Chapitre 32 - Fleur d'oranger 2/2

   Les années défilèrent encore et encore. Âgé de vingt ans, les femmes qui venaient régulièrement la nuit restaient parfois pour la journée. Parfois aussi, elles demandaient un peu d'or supplémentaire, pour des emplettes pour lui faire plaisir la prochaine fois, elles disaient. Et mon père donnait. Je détestais tout ce cirque qui se déroulait sous ses yeux. Il me répétait de faire attention, mais il plongeait droit dans cette mascarade !

« T'as pas l'air d'bonne humeur, souffla Avel, assis à mes côtés. »

Il croqua dans une madeleine parfumée à la fleur d'oranger.

« Encore mon père, grognai-je. Il fait n'importe quoi ! Quand ma mère est partie, il m'a dit de faire attention aux gens... et là, il se laisse amadouer pour le plaisir ! Ça me rend fou !

— C'est un peu l'hôpital qui s'fout de la charité, renchérit mon meilleur ami.

— Bon, passons... et toi, alors ? Tu as eu tes résultats ?

— Jamais deux sans trois, Gus.

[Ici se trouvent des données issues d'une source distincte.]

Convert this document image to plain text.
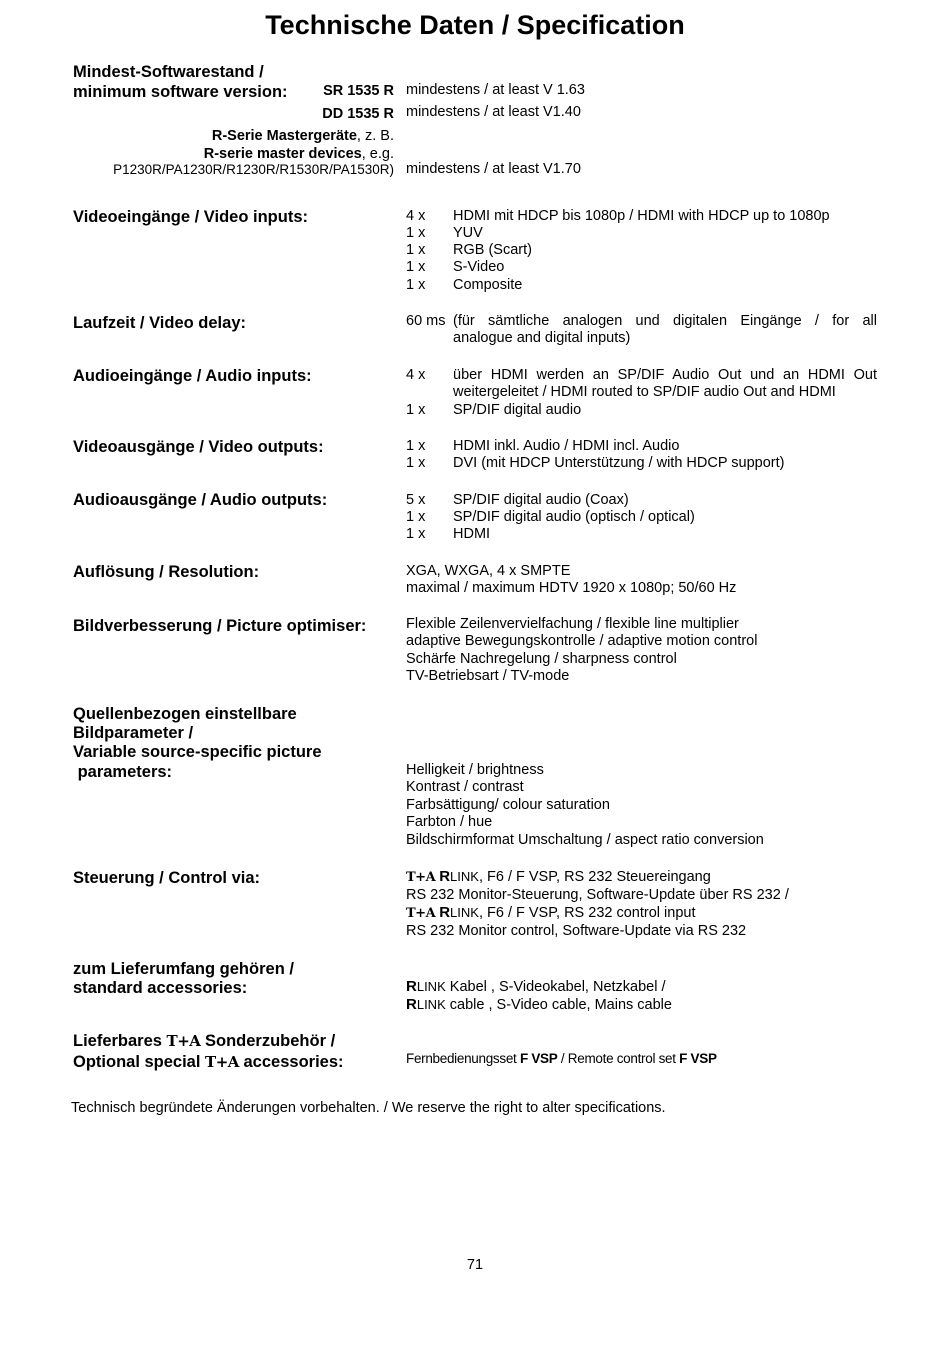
Technische Daten / Specification
Mindest-Softwarestand /
minimum software version: SR 1535 R mindestens / at least V 1.63
DD 1535 R mindestens / at least V1.40
R-Serie Mastergeräte, z. B.
R-serie master devices, e.g.
P1230R/PA1230R/R1230R/R1530R/PA1530R) mindestens / at least V1.70
Videoeingänge / Video inputs:	4 x HDMI mit HDCP bis 1080p / HDMI with HDCP up to 1080p
1 x YUV
1 x RGB (Scart)
1 x S-Video
1 x Composite
Laufzeit / Video delay:	60 ms (für sämtliche analogen und digitalen Eingänge / for all
analogue and digital inputs)
Audioeingänge / Audio inputs:	4 x über HDMI werden an SP/DIF Audio Out und an HDMI Out
weitergeleitet / HDMI routed to SP/DIF audio Out and HDMI
1 x SP/DIF digital audio
Videoausgänge / Video outputs:	1 x HDMI inkl. Audio / HDMI incl. Audio
1 x DVI (mit HDCP Unterstützung / with HDCP support)
Audioausgänge / Audio outputs:	5 x SP/DIF digital audio (Coax)
1 x SP/DIF digital audio (optisch / optical)
1 x HDMI
Auflösung / Resolution:	XGA, WXGA, 4 x SMPTE
maximal / maximum HDTV 1920 x 1080p; 50/60 Hz
Bildverbesserung / Picture optimiser:	Flexible Zeilenvervielfachung / flexible line multiplier
adaptive Bewegungskontrolle / adaptive motion control
Schärfe Nachregelung / sharpness control
TV-Betriebsart / TV-mode
Quellenbezogen einstellbare
Bildparameter /
Variable source-specific picture
parameters:	Helligkeit / brightness
Kontrast / contrast
Farbsättigung/ colour saturation
Farbton / hue
Bildschirmformat Umschaltung / aspect ratio conversion
Steuerung / Control via:	T+A RLINK, F6 / F VSP, RS 232 Steuereingang
RS 232 Monitor-Steuerung, Software-Update über RS 232 /
T+A RLINK, F6 / F VSP, RS 232 control input
RS 232 Monitor control, Software-Update via RS 232
zum Lieferumfang gehören /
standard accessories:	RLINK Kabel , S-Videokabel, Netzkabel /
RLINK cable , S-Video cable, Mains cable
Lieferbares T+A Sonderzubehör /
Optional special T+A accessories:	Fernbedienungsset F VSP / Remote control set F VSP
Technisch begründete Änderungen vorbehalten. / We reserve the right to alter specifications.
71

Troisième fois que j'essaie de rentrer chez les Marines, troisième fois qu'je loupe. J'comprends pas pourquoi. J'me suis remis en question, vraiment. J'ai travaillé encore plus dur. Mais ça passe pas alors que j'ai toutes les qualités qu'il faut. J'comprends pas.

— Ils ne te détaillent pas où tu t'es trompé ?

— Nan. Juste un bon vieux « vous n'avez pas les compétences requises pour intégrer l'organisation de la Marine ». Point.

— Tu as essayé de demander ?

— Bah, bien sûr. Tu m'connais, j'y suis allé poliment, avec toutes les formes. J'me suis fait renvoyer du centre, soupira-t-il.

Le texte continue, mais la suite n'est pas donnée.